White Furniture Company, was a major American producer of hand-crafted fine furniture for over a century (1881–1993). Founded by the White Brothers of Mebane, North Carolina, the factory notably produced furnishings for the US government and the Grove Park Inn.

==Origins==

In 1881, brothers Dave and Will White founded White Furniture Company. They used a small loan and $275 from working as telegraph operators as capital. Their father, Stephen A. White III, had acquired an amount of debt which soiled the family's name. Dave and Will pledged to repay their father's creditors, and such was the catalyst behind starting the factory.

Will White served as president of the company and Dave White as general manager. "The White Brothers were aggressive businessmen who took seriously their place in the town, and who, like many in the New South, equated industrial growth with civic duty and regional pride."

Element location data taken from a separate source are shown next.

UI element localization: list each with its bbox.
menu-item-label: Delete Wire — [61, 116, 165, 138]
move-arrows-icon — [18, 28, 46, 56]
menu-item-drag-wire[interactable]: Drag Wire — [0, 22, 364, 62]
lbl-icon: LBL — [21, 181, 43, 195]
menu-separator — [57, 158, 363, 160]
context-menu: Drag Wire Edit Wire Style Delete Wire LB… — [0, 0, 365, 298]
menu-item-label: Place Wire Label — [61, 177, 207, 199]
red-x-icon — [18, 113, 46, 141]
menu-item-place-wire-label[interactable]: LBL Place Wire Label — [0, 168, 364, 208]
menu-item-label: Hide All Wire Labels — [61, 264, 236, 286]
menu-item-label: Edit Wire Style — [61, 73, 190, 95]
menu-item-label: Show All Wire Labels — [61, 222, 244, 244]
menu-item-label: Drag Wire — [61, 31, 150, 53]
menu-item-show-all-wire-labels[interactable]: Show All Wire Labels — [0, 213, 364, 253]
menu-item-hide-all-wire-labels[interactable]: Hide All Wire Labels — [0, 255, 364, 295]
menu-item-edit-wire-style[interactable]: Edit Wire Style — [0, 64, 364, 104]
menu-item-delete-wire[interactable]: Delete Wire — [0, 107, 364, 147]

Working with only a plane and a boiler, the initial manufacturing was limited to only round oak dining tables and wagon wheels. While reaching an early success in 1886, a local businessman invested funds to expand White Furniture and purchase more advanced machinery. Within a brief time, the company employed 32 people and manufactured tables, chairs, and a bedroom set. The solid-oak bedroom set sold for nine dollars and included a bed, dresser, and washstand.

==Early history==

=== The Panama Canal contracts===

In 1906, under the command of Chief Engineer John Frank Stevens, hundreds of new buildings were built in Panama. These buildings were created to house army engineers and canal workers constructing the Panama Canal. The US government was in need of furniture for both enlisted men and American officers in Panama, and the bulk of the contracts was awarded to Whites. A local newspaper reported, "The first installment of furniture for the Panama Canal, contracted for the government with the White Furniture Company. This train of cars was handsomely placarded, each car bearing a 20-foot banner worded 'FROM THE WHITE FURNITURE CO., MEBANE, N.C., FOR U.S. GOVERNMENT, PANAMA CANAL,' and then the company trademark, 'The White Line Guarantees Satisfaction.'"

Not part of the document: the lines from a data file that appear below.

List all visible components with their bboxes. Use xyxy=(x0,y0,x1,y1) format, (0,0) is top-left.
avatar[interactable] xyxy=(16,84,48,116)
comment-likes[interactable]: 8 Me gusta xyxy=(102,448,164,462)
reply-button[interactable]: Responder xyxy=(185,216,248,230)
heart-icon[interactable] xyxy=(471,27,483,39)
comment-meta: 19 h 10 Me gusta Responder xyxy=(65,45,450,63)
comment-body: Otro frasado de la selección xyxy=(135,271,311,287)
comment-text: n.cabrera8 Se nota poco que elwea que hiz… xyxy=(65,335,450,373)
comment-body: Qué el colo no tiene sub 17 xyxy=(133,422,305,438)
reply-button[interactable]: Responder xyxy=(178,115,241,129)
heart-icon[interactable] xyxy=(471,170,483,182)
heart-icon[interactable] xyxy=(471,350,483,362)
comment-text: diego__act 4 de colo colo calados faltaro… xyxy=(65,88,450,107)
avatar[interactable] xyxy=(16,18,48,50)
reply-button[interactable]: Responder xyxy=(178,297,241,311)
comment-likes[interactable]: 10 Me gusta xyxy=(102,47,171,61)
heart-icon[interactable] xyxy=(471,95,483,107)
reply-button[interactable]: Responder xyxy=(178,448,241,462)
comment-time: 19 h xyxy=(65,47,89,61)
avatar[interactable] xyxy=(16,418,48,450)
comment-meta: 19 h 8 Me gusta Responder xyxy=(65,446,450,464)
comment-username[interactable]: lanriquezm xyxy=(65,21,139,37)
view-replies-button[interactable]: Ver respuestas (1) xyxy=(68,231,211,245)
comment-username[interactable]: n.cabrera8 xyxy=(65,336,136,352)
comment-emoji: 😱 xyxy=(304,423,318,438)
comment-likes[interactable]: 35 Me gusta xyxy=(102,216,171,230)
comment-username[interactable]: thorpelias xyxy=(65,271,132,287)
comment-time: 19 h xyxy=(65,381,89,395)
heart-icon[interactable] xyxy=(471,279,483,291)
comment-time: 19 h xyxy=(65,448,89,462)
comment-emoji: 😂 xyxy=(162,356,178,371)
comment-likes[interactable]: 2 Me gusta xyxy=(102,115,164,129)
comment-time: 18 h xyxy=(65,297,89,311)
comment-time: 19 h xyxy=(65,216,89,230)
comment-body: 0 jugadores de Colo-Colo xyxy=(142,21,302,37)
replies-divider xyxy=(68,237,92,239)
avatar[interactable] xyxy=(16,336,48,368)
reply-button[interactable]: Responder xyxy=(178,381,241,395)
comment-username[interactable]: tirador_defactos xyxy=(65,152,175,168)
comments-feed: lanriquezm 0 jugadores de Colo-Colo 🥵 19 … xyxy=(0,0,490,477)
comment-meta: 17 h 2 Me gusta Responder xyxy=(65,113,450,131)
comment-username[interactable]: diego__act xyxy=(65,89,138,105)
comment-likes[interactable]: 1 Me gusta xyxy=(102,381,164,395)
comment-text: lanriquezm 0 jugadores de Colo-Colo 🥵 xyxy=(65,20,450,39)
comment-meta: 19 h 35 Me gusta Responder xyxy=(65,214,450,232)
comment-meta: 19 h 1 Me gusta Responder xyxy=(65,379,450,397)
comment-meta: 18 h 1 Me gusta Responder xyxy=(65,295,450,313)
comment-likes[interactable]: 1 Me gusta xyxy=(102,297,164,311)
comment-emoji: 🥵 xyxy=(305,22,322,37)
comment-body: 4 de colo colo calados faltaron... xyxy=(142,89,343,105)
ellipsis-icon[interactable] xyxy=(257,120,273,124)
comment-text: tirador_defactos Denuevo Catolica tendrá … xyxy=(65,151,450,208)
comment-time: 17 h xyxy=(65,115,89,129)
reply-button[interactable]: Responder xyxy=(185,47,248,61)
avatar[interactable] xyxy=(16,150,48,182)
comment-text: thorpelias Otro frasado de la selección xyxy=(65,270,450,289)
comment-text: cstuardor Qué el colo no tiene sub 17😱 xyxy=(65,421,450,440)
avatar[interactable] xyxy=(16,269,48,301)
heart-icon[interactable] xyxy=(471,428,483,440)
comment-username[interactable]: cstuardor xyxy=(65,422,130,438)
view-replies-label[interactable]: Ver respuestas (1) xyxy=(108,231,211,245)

This was the first time a government contract of this type had been awarded to a 'southern factory'. A total of 58 boxcars were shipped from North Carolina to the Panama Canal.

Just one year after being awarded the Panama contracts, in 1907, White Furniture Company was awarded "Best manufacturer of American furniture" at the Jamestown Exhibition. (A World's Fair celebration during the 300th anniversary of the founding of the Jamestown Settlement.)